Марианна села рядом с псом, прикрыв лапки хвостом, задумалась.
- У-у-у, - убивался Жук, - бедная Бабушка, не выйдет теперь к на-а-ам, оставила нас, сиро-о-от…
Марианна скептически посмотрела на него:
- Тебе Бабушку жалко или супа?
- Ну-у, - остановился от такого коварства Жук. - Бабушку жалко, и супа тоже жалко. А тебе что, все равно?
- Нечего выть, гляди, Внучка еще наподдаст за шум, - посоветовала кошка. - Сиди тихо, народ все время идет прощаться, не привлекай к себе внимания. Похоронят Бабушку, там что-нибудь придумаем.
- Похоронят - это когда закопают, да? - слезливо спросил Жук. - Это Бабушку в землю, что ли?

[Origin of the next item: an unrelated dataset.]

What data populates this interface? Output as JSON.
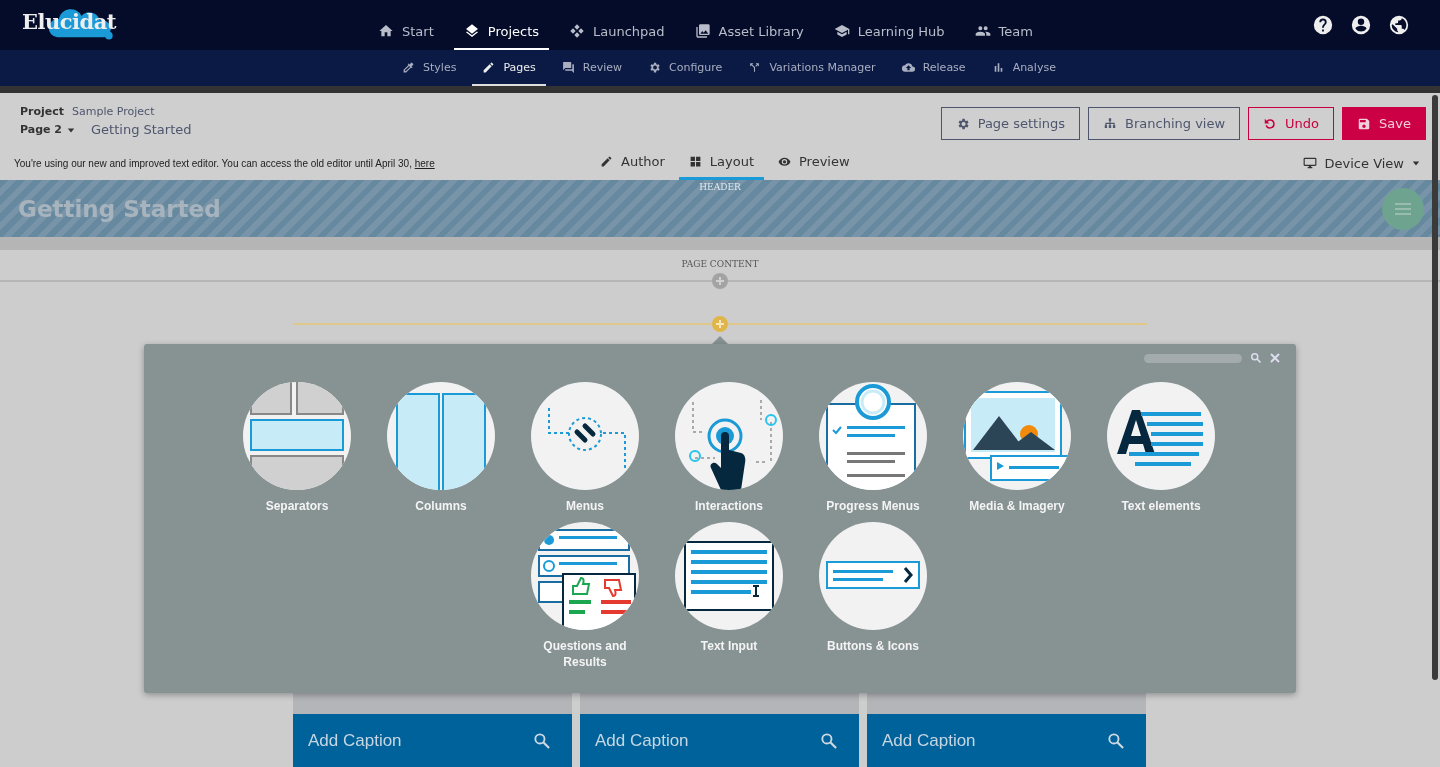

Марианна величественно махнула хвостом, не спеша пошла по дорожке в сад. Она присмотрела себе одного глупого воробья на обед, нужно было только обустроиться в засаде и подождать…
Жук поплакал еще, потом поскреб землю под сараем, вырыл ямку и улегся в нее. Раз есть с утра не дали и обеда не предвидится, самое время было поспать.
Желающие попрощаться со школьной учительницей Екатериной Васильевной шли до самого вечера и на следующий день.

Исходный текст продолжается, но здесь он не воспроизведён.